I'm not going to say that I hated school, I really didn't. I'm not going to say that I loved school, I really didn't. Highschool was ok, I guess. I'm definitely not one of those folks that wants to go back and do it again, but it wasn't too bad. College was, well, it was college. The first few years were pretty rough. I just wasn't into the whole school thing anymore. I had other things on my mind, but I got it done. It only took me 14 years but I got it done. Then came seminary.
I have to say that it wasn't what I expected. My first class in seminary, very first one, was under Dr. Parrish. I was expecting an old man in a brown tweed jacket with tan suede elbow patches, horn rimmed glasses, and a comb over...in walks this guy with a pony tail, T-shirt, and flip flops. I thought, "I like this guy. This is going to be alright." And it was. Most of my professors were absolutely great. I was pushed away from my lifelong image of God as this old white guy with a long white beard. I was pushed into thinking theologically about everything. But most importantly, I was pushed into looking at the world through a different lens. It took me 5 years to finish seminary, but it was life changing.
It's an 87 hour program. Most Master's programs are 32 hours or so, mine was 87. I have never been more glad to finish something than I was the day I walked across the stage and Dr. J handed me that degree. 87 hours of class time...5 years of making at least one trip a week to Memphis...but I wouldn't trade it for anything. Funny thing is, when I finally got that folder with my name on it followed by "M.Div," I thought I was done learning. I thought I was through being taught. Not so much.
Psalm 143 says, "Teach me to do your will, for you are my God; may your good Spirit lead me on level ground." I have found, though, that learning to do God's will, and then following through with what you've learned, is not always popular, but I don't remember reading anywhere that it would be. I think that is what makes my job so cool. I get to stand in the gap, every week. I get to stand up for the underdog. I get to spend 40 hours a week, at least, trying to make a difference, and I love it. I'm constantly amazed at who God uses to teach us God's will, and sometimes it's not at all who you would expect.

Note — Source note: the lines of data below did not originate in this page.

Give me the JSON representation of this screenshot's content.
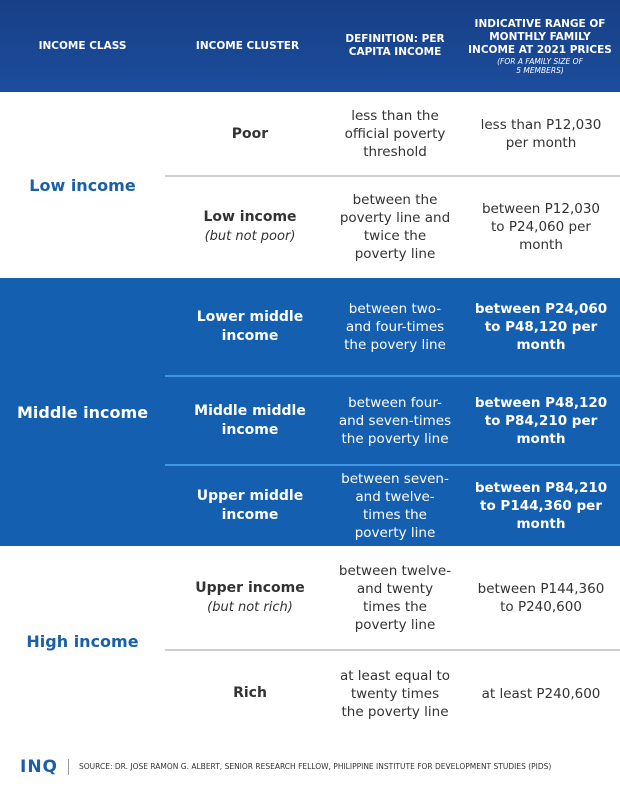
{
  "header": {
    "columns": [
      "INCOME CLASS",
      "INCOME CLUSTER",
      "DEFINITION: PER CAPITA INCOME",
      "INDICATIVE RANGE OF MONTHLY FAMILY INCOME AT 2021 PRICES"
    ],
    "note": "(FOR A FAMILY SIZE OF 5 MEMBERS)"
  },
  "groups": [
    {
      "label": "Low income",
      "rows": [
        {
          "cluster": "Poor",
          "definition": "less than the official poverty threshold",
          "range": "less than P12,030 per month"
        },
        {
          "cluster": "Low income",
          "cluster_note": "(but not poor)",
          "definition": "between the poverty line and twice the poverty line",
          "range": "between P12,030 to P24,060 per month"
        }
      ]
    },
    {
      "label": "Middle income",
      "rows": [
        {
          "cluster": "Lower middle income",
          "definition": "between two-and four-times the povery line",
          "range": "between P24,060 to P48,120 per month"
        },
        {
          "cluster": "Middle middle income",
          "definition": "between four- and seven-times the poverty line",
          "range": "between P48,120 to P84,210 per month"
        },
        {
          "cluster": "Upper middle income",
          "definition": "between seven- and twelve-times the poverty line",
          "range": "between P84,210 to P144,360 per month"
        }
      ]
    },
    {
      "label": "High income",
      "rows": [
        {
          "cluster": "Upper income",
          "cluster_note": "(but not rich)",
          "definition": "between twelve- and twenty times the poverty line",
          "range": "between P144,360 to P240,600"
        },
        {
          "cluster": "Rich",
          "definition": "at least equal to twenty times the poverty line",
          "range": "at least P240,600"
        }
      ]
    }
  ],
  "footer": {
    "logo": "INQ",
    "source": "SOURCE: DR. JOSE RAMON G. ALBERT, SENIOR RESEARCH FELLOW, PHILIPPINE INSTITUTE FOR DEVELOPMENT STUDIES (PIDS)"
  }
}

Dr. Parrish taught me the stories behind the story. Dr. Hudson taught me to see the sacraments in the day to day. Dr. Ramsey & Dr. Schaller taught me how to love my people when their worlds are crashing. Dr. Minor taught me to think against the grain, as uncomfortable as it might be sometimes, and I could list so many more that taught me so much...but, then I had a class with Dr. Gathje. You've heard me mention him before, just not by name.
I learned a lot through lectures and class discussions in most of my classes...I admit that I got nothing out of small group work (hated that)...but I was really taught how to do God's will through the hands on stuff. Working with the hungry makes you realize hunger cannot be part of God's kingdom. Spending time with the homeless makes you realize that there is no way God's kingdom has been completed yet, even though Jesus started it 2000 years ago. Talking with the oppressed makes you realize just how spoiled we really are. I would have probably done none of those things if I hadn't taken his classes.
But school is still in session. I'm still learning, and one of the things I'm learning is just how impatient I really am. I want everyone to be as passionate as I am about feeding the hungry, sheltering the homeless, and making room for the least of these. But I've realized that not everyone has taken an ethics class, or a "food, faith, and farming" class. Not everyone has been taken to the slums of Mexico, or to the "hood" in Memphis, and therefore, don't have the same experiences I have. So, now, the student must become the teacher...with love...with patience...with a sense of call...with a hope of bringing THE kingdom, right here.